The story of racism is not an accusation against the person listening, but a means of communication to acknowledge the wounds and identify the structures we’re all a part of. This active listening works in service of understanding one another so that we can heal and deconstruct the society’s dominant narrative which too often intentionally omits the struggles of marginalized communities, robbing the whole of its collective health.
Dr. Martin Luther King Jr. stated in 1963, “I have almost reached the regrettable conclusion that the Negro’s great stumbling block in the stride toward freedom is not the White Citizen’s Council-er or the Ku Klux Klanner, but the white moderate who is more devoted to ‘order’ than to justice; who prefers a negative peace which is the absence of tension to a positive peace which is the presence of justice; who constantly says “I agree with you in the goal you seek, but I can’t agree with your methods of direct action;” who paternalistically feels he can set the timetable for another man’s freedom; who lives by the myth of time and who constantly advises the Negro to wait until a “more convenient season.”

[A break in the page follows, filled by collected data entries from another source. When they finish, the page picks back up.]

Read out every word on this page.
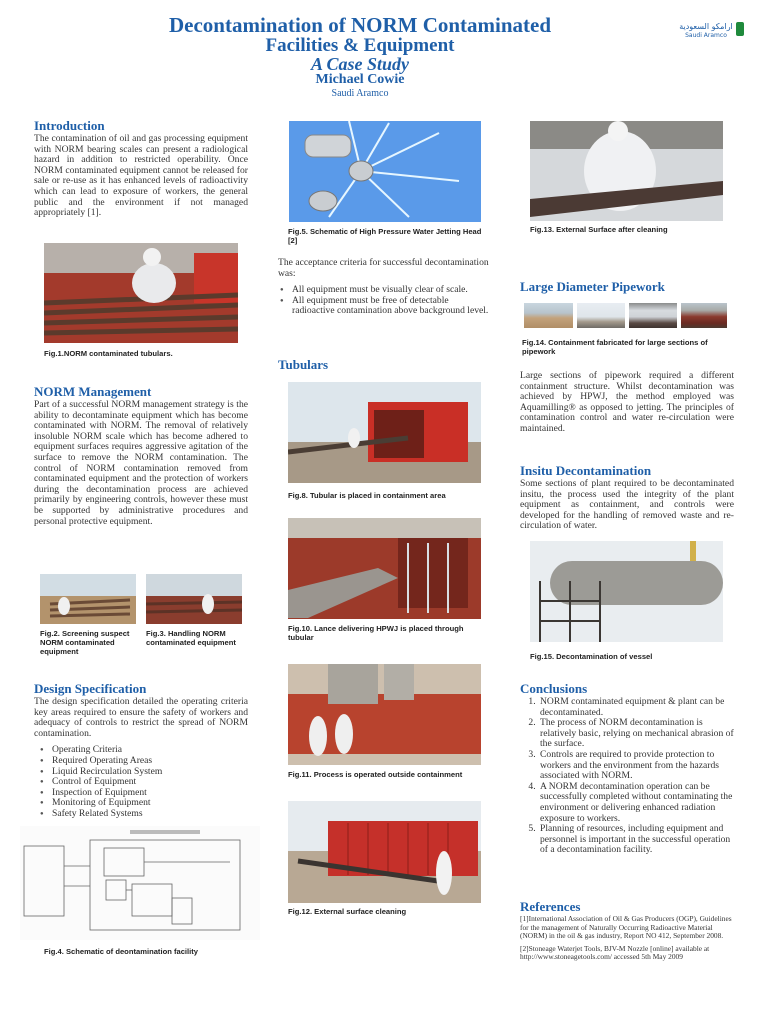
Decontamination of NORM Contaminated
Facilities & Equipment
A Case Study
Michael Cowie
Saudi Aramco
ارامكو السعودية
Saudi Aramco
Introduction

The contamination of oil and gas processing equipment with NORM bearing scales can present a radiological hazard in addition to restricted operability. Once NORM contaminated equipment cannot be released for sale or re-use as it has enhanced levels of radioactivity which can lead to exposure of workers, the general public and the environment if not managed appropriately [1].

Fig.1.NORM contaminated tubulars.
NORM Management

Part of a successful NORM management strategy is the ability to decontaminate equipment which has become contaminated with NORM. The removal of relatively insoluble NORM scale which has become adhered to equipment surfaces requires aggressive agitation of the surface to remove the NORM contamination. The control of NORM contamination removed from contaminated equipment and the protection of workers during the decontamination process are achieved primarily by engineering controls, however these must be supported by administrative procedures and personal protective equipment.

Fig.2. Screening suspect NORM contaminated equipment
Fig.3. Handling NORM contaminated equipment
Design Specification

The design specification detailed the operating criteria key areas required to ensure the safety of workers and adequacy of controls to restrict the spread of NORM contamination.

● Operating Criteria
● Required Operating Areas
● Liquid Recirculation System
● Control of Equipment
● Inspection of Equipment
● Monitoring of Equipment
● Safety Related Systems
Fig.4. Schematic of deontamination facility
Fig.5. Schematic of High Pressure Water Jetting Head [2]

The acceptance criteria for successful decontamination was:

● All equipment must be visually clear of scale.
● All equipment must be free of detectable radioactive contamination above background level.
Tubulars
Fig.8. Tubular is placed in containment area
Fig.10. Lance delivering HPWJ is placed through tubular
Fig.11. Process is operated outside containment
Fig.12. External surface cleaning
Fig.13. External Surface after cleaning
Large Diameter Pipework
Fig.14. Containment fabricated for large sections of pipework

Large sections of pipework required a different containment structure. Whilst decontamination was achieved by HPWJ, the method employed was Aquamilling® as opposed to jetting. The principles of contamination control and water re-circulation were maintained.

Insitu Decontamination

Some sections of plant required to be decontaminated insitu, the process used the integrity of the plant equipment as containment, and controls were developed for the handling of removed waste and re-circulation of water.

Fig.15. Decontamination of vessel
Conclusions
1. NORM contaminated equipment & plant can be decontaminated.
2. The process of NORM decontamination is relatively basic, relying on mechanical abrasion of the surface.
3. Controls are required to provide protection to workers and the environment from the hazards associated with NORM.
4. A NORM decontamination operation can be successfully completed without contaminating the environment or delivering enhanced radiation exposure to workers.
5. Planning of resources, including equipment and personnel is important in the successful operation of a decontamination facility.
References

[1]International Association of Oil & Gas Producers (OGP), Guidelines for the management of Naturally Occurring Radioactive Material (NORM) in the oil & gas industry, Report NO 412, September 2008.

[2]Stoneage Waterjet Tools, BJV-M Nozzle [online] available at http://www.stoneagetools.com/ accessed 5th May 2009
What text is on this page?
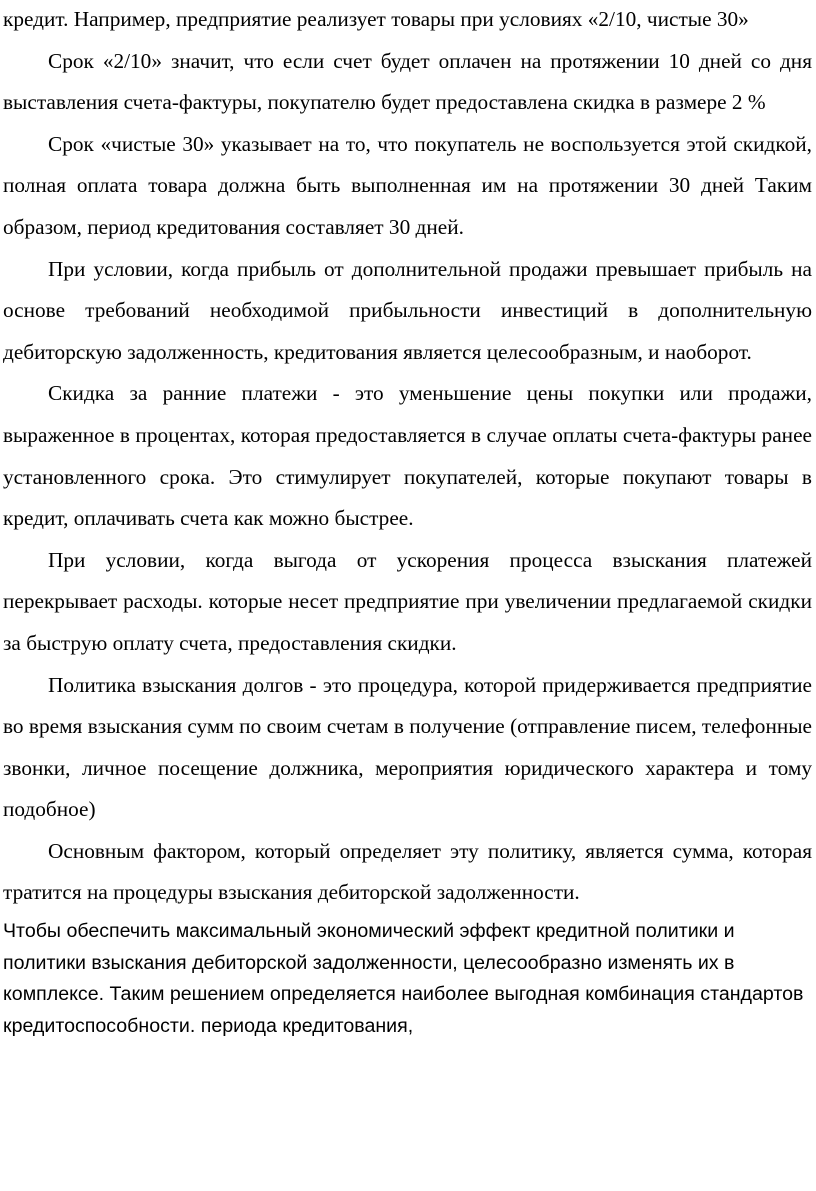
кредит. Например, предприятие реализует товары при условиях «2/10, чистые 30»

Срок «2/10» значит, что если счет будет оплачен на протяжении 10 дней со дня выставления счета-фактуры, покупателю будет предоставлена скидка в размере 2 %

Срок «чистые 30» указывает на то, что покупатель не воспользуется этой скидкой, полная оплата товара должна быть выполненная им на протяжении 30 дней Таким образом, период кредитования составляет 30 дней.

При условии, когда прибыль от дополнительной продажи превышает прибыль на основе требований необходимой прибыльности инвестиций в дополнительную дебиторскую задолженность, кредитования является целесообразным, и наоборот.

Скидка за ранние платежи - это уменьшение цены покупки или продажи, выраженное в процентах, которая предоставляется в случае оплаты счета-фактуры ранее установленного срока. Это стимулирует покупателей, которые покупают товары в кредит, оплачивать счета как можно быстрее.

При условии, когда выгода от ускорения процесса взыскания платежей перекрывает расходы. которые несет предприятие при увеличении предлагаемой скидки за быструю оплату счета, предоставления скидки.

Политика взыскания долгов - это процедура, которой придерживается предприятие во время взыскания сумм по своим счетам в получение (отправление писем, телефонные звонки, личное посещение должника, мероприятия юридического характера и тому подобное)

Основным фактором, который определяет эту политику, является сумма, которая тратится на процедуры взыскания дебиторской задолженности.

Чтобы обеспечить максимальный экономический эффект кредитной политики и политики взыскания дебиторской задолженности, целесообразно изменять их в комплексе. Таким решением определяется наиболее выгодная комбинация стандартов кредитоспособности. периода кредитования,
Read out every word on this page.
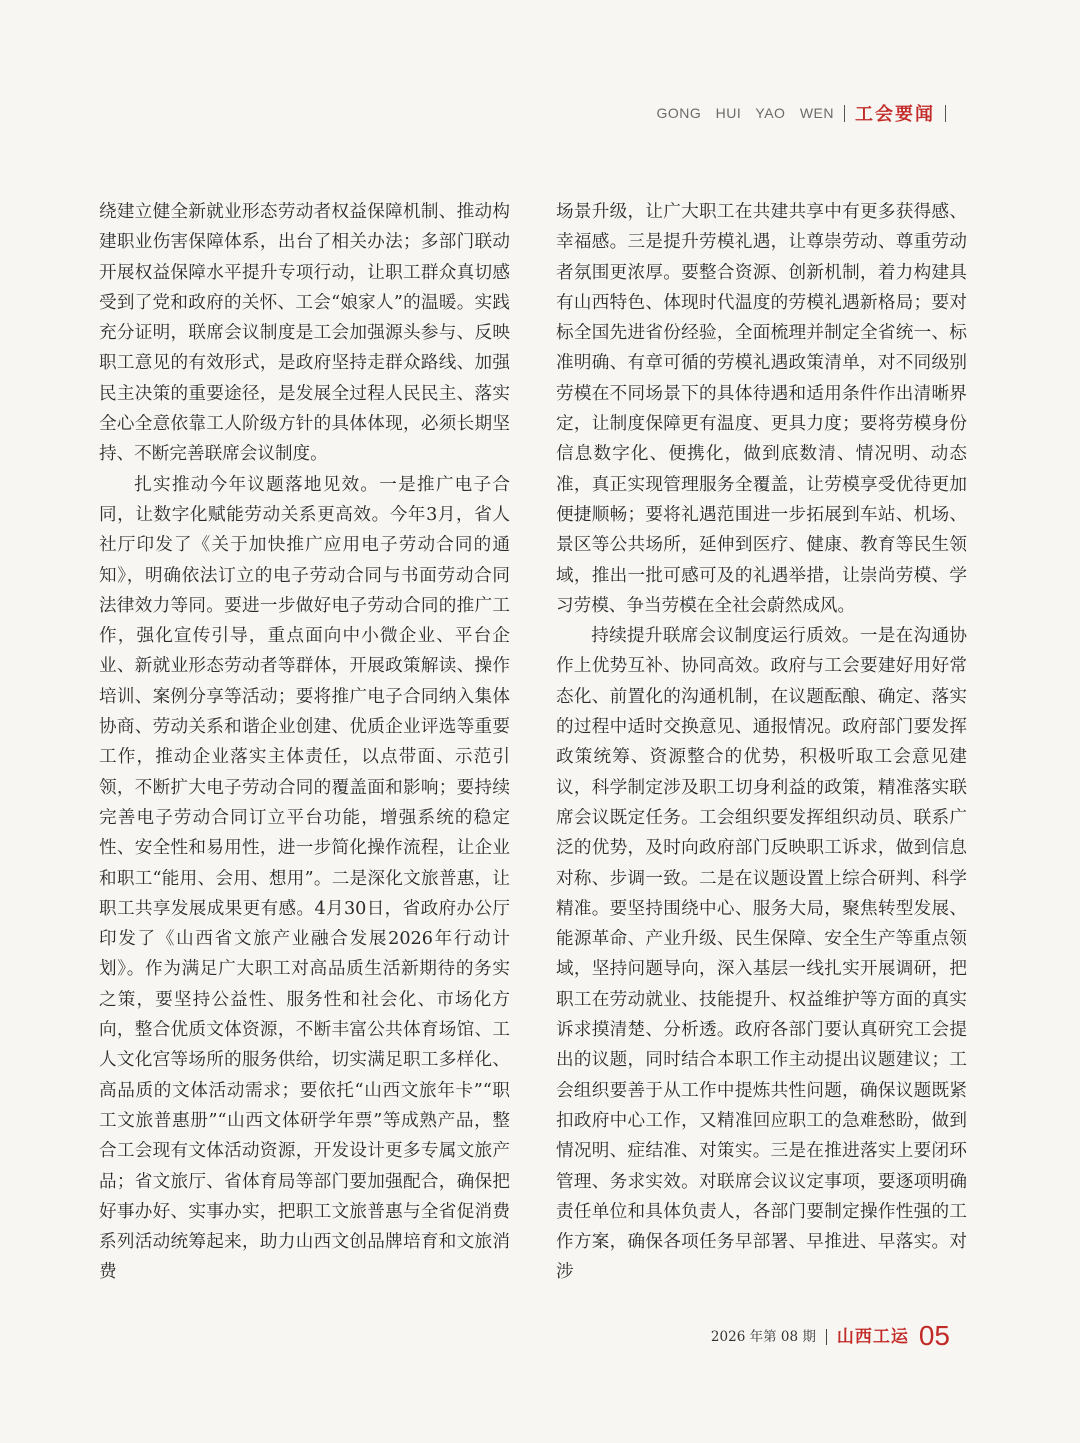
GONG HUI YAO WEN 工会要闻

绕建立健全新就业形态劳动者权益保障机制、推动构建职业伤害保障体系，出台了相关办法；多部门联动开展权益保障水平提升专项行动，让职工群众真切感受到了党和政府的关怀、工会“娘家人”的温暖。实践充分证明，联席会议制度是工会加强源头参与、反映职工意见的有效形式，是政府坚持走群众路线、加强民主决策的重要途径，是发展全过程人民民主、落实全心全意依靠工人阶级方针的具体体现，必须长期坚持、不断完善联席会议制度。

扎实推动今年议题落地见效。一是推广电子合同，让数字化赋能劳动关系更高效。今年3月，省人社厅印发了《关于加快推广应用电子劳动合同的通知》，明确依法订立的电子劳动合同与书面劳动合同法律效力等同。要进一步做好电子劳动合同的推广工作，强化宣传引导，重点面向中小微企业、平台企业、新就业形态劳动者等群体，开展政策解读、操作培训、案例分享等活动；要将推广电子合同纳入集体协商、劳动关系和谐企业创建、优质企业评选等重要工作，推动企业落实主体责任，以点带面、示范引领，不断扩大电子劳动合同的覆盖面和影响；要持续完善电子劳动合同订立平台功能，增强系统的稳定性、安全性和易用性，进一步简化操作流程，让企业和职工“能用、会用、想用”。二是深化文旅普惠，让职工共享发展成果更有感。4月30日，省政府办公厅印发了《山西省文旅产业融合发展2026年行动计划》。作为满足广大职工对高品质生活新期待的务实之策，要坚持公益性、服务性和社会化、市场化方向，整合优质文体资源，不断丰富公共体育场馆、工人文化宫等场所的服务供给，切实满足职工多样化、高品质的文体活动需求；要依托“山西文旅年卡”“职工文旅普惠册”“山西文体研学年票”等成熟产品，整合工会现有文体活动资源，开发设计更多专属文旅产品；省文旅厅、省体育局等部门要加强配合，确保把好事办好、实事办实，把职工文旅普惠与全省促消费系列活动统筹起来，助力山西文创品牌培育和文旅消费

场景升级，让广大职工在共建共享中有更多获得感、幸福感。三是提升劳模礼遇，让尊崇劳动、尊重劳动者氛围更浓厚。要整合资源、创新机制，着力构建具有山西特色、体现时代温度的劳模礼遇新格局；要对标全国先进省份经验，全面梳理并制定全省统一、标准明确、有章可循的劳模礼遇政策清单，对不同级别劳模在不同场景下的具体待遇和适用条件作出清晰界定，让制度保障更有温度、更具力度；要将劳模身份信息数字化、便携化，做到底数清、情况明、动态准，真正实现管理服务全覆盖，让劳模享受优待更加便捷顺畅；要将礼遇范围进一步拓展到车站、机场、景区等公共场所，延伸到医疗、健康、教育等民生领域，推出一批可感可及的礼遇举措，让崇尚劳模、学习劳模、争当劳模在全社会蔚然成风。

持续提升联席会议制度运行质效。一是在沟通协作上优势互补、协同高效。政府与工会要建好用好常态化、前置化的沟通机制，在议题酝酿、确定、落实的过程中适时交换意见、通报情况。政府部门要发挥政策统筹、资源整合的优势，积极听取工会意见建议，科学制定涉及职工切身利益的政策，精准落实联席会议既定任务。工会组织要发挥组织动员、联系广泛的优势，及时向政府部门反映职工诉求，做到信息对称、步调一致。二是在议题设置上综合研判、科学精准。要坚持围绕中心、服务大局，聚焦转型发展、能源革命、产业升级、民生保障、安全生产等重点领域，坚持问题导向，深入基层一线扎实开展调研，把职工在劳动就业、技能提升、权益维护等方面的真实诉求摸清楚、分析透。政府各部门要认真研究工会提出的议题，同时结合本职工作主动提出议题建议；工会组织要善于从工作中提炼共性问题，确保议题既紧扣政府中心工作，又精准回应职工的急难愁盼，做到情况明、症结准、对策实。三是在推进落实上要闭环管理、务求实效。对联席会议议定事项，要逐项明确责任单位和具体负责人，各部门要制定操作性强的工作方案，确保各项任务早部署、早推进、早落实。对涉

2026 年第 08 期 山西工运 05
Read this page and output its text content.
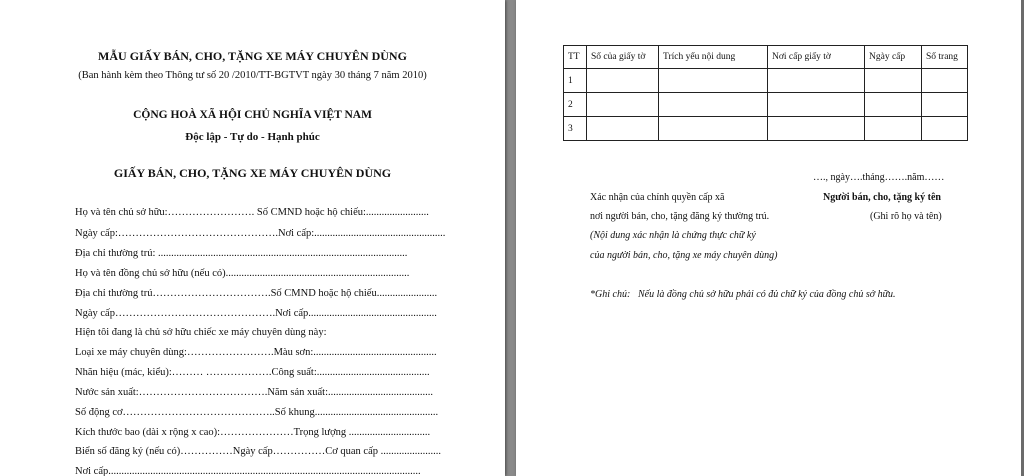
MẪU GIẤY BÁN, CHO, TẶNG XE MÁY CHUYÊN DÙNG
(Ban hành kèm theo Thông tư số 20 /2010/TT-BGTVT ngày 30 tháng 7 năm 2010)
CỘNG HOÀ XÃ HỘI CHỦ NGHĨA VIỆT NAM
Độc lập - Tự do - Hạnh phúc
GIẤY BÁN, CHO, TẶNG XE MÁY CHUYÊN DÙNG
Họ và tên chủ sở hữu:……………………. Số CMND hoặc hộ chiếu:........................
Ngày cấp:……………………………………….Nơi cấp:..................................................
Địa chỉ thường trú: ...............................................................................................
Họ và tên đồng chủ sở hữu (nếu có)......................................................................
Địa chỉ thường trú…………………………….Số CMND hoặc hộ chiếu.......................
Ngày cấp……………………………………….Nơi cấp.................................................
Hiện tôi đang là chủ sở hữu chiếc xe máy chuyên dùng này:
Loại xe máy chuyên dùng:…………………….Màu sơn:...............................................
Nhãn hiệu (mác, kiểu):……… ……………….Công suất:...........................................
Nước sản xuất:……………………………….Năm sản xuất:........................................
Số động cơ……………………………………..Số khung...............................................
Kích thước bao (dài x rộng x cao):…………………Trọng lượng ...............................
Biển số đăng ký (nếu có)……………Ngày cấp……………Cơ quan cấp .......................
Nơi cấp.......................................................................................................................
TT	Số của giấy tờ	Trích yếu nội dung	Nơi cấp giấy tờ	Ngày cấp	Số trang
1					
2					
3					
…., ngày….tháng…….năm……
Xác nhận của chính quyền cấp xã	Người bán, cho, tặng ký tên
nơi người bán, cho, tặng đăng ký thường trú.	(Ghi rõ họ và tên)
(Nội dung xác nhận là chứng thực chữ ký
của người bán, cho, tặng xe máy chuyên dùng)
*Ghi chú: Nếu là đồng chủ sở hữu phải có đủ chữ ký của đồng chủ sở hữu.
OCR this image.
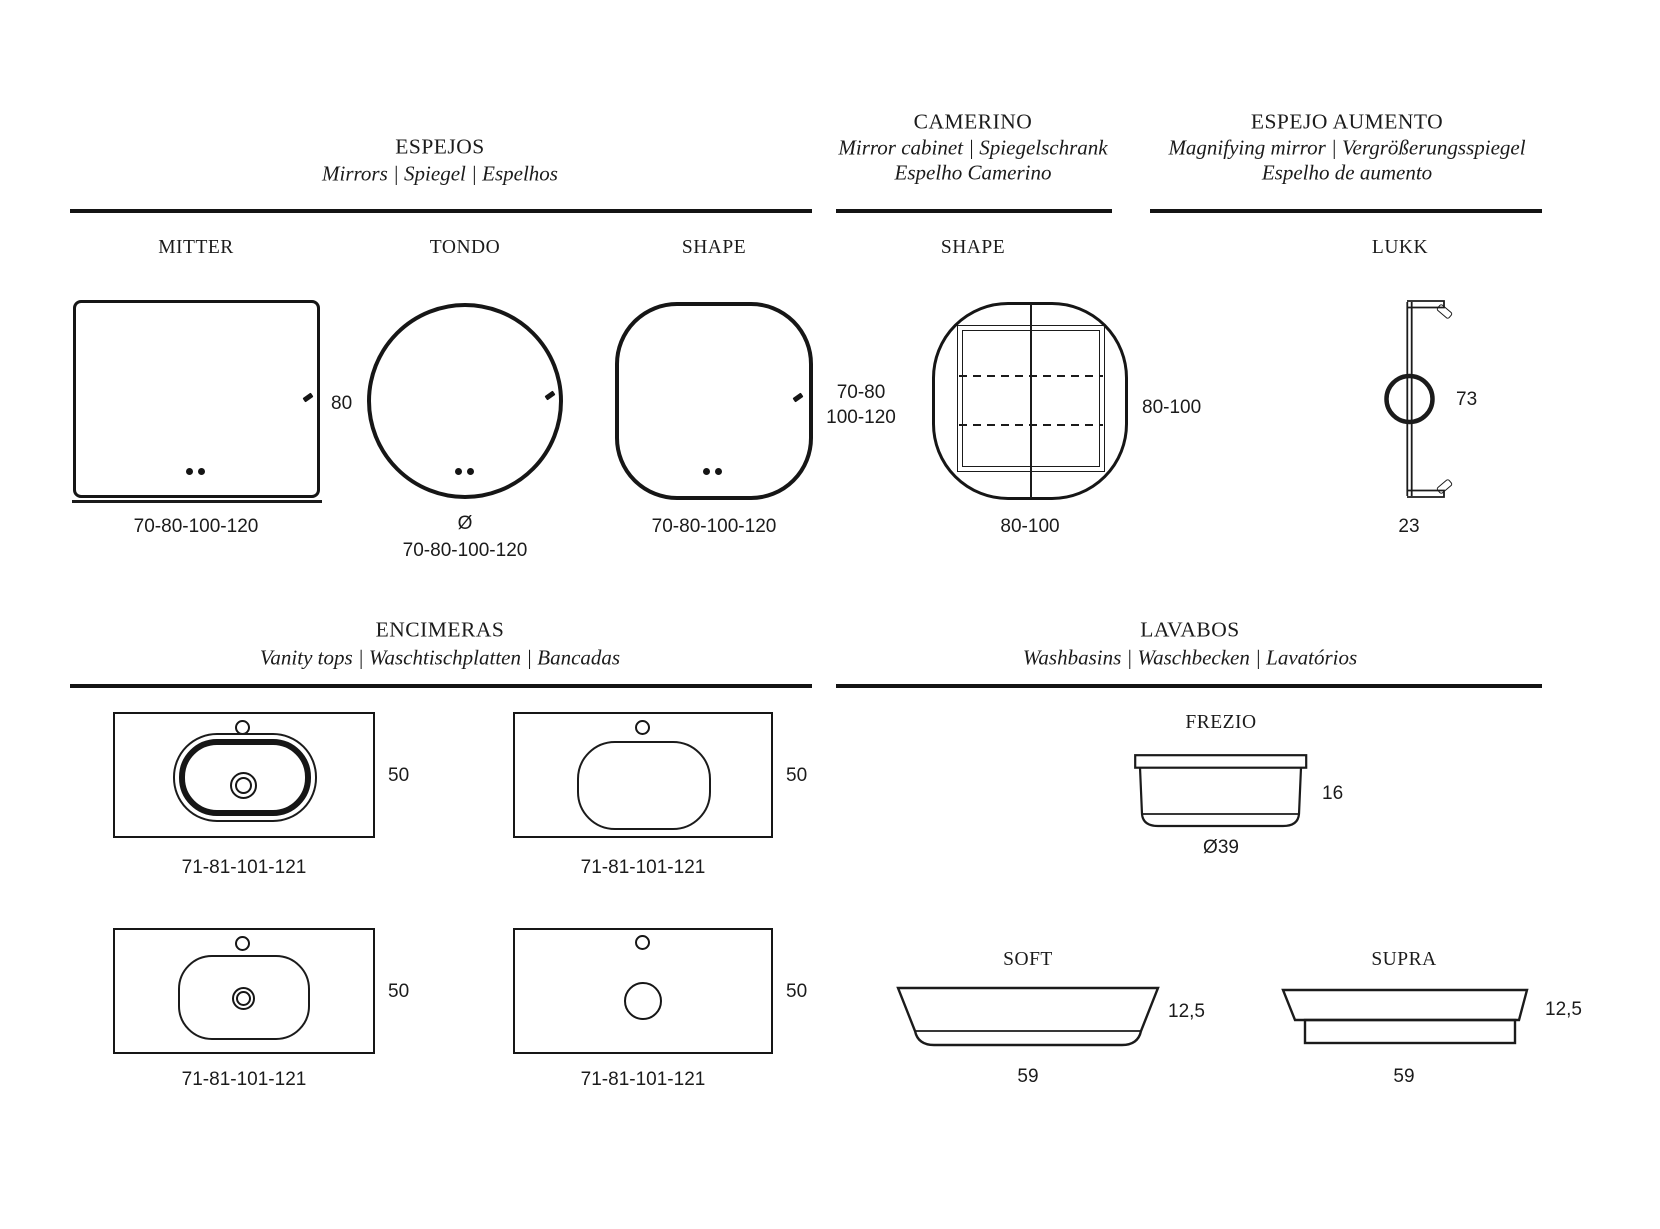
ESPEJOS
Mirrors | Spiegel | Espelhos
MITTER
80
70-80-100-120
TONDO
Ø
70-80-100-120
SHAPE
70-80
100-120
70-80-100-120
CAMERINO
Mirror cabinet | Spiegelschrank
Espelho Camerino
SHAPE
80-100
80-100
ESPEJO AUMENTO
Magnifying mirror | Vergrößerungsspiegel
Espelho de aumento
LUKK
73
23
ENCIMERAS
Vanity tops | Waschtischplatten | Bancadas
50
71-81-101-121
50
71-81-101-121
50
71-81-101-121
50
71-81-101-121
LAVABOS
Washbasins | Waschbecken | Lavatórios
FREZIO
16
Ø39
SOFT
12,5
59
SUPRA
12,5
59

The best part of ourselves, families, our county, state and nation is the ability to face hardship with grace and commit to supporting each other in the process. By filling the voids in our collective education we will shine a light so that the dark pain of our history reflecting and impacting our present, will not become our future.
We would like to invite you to our Juneteenth Block Party on the Newton Green- right in our county seat! We will march and demonstrate in honor of last year’s rallies, but also to celebrate Black-American contribution and culture!! Mark your calendars for Saturday, June 19th from 11:00am-3pm. Everybody, and we mean everybody, is welcome. See you there!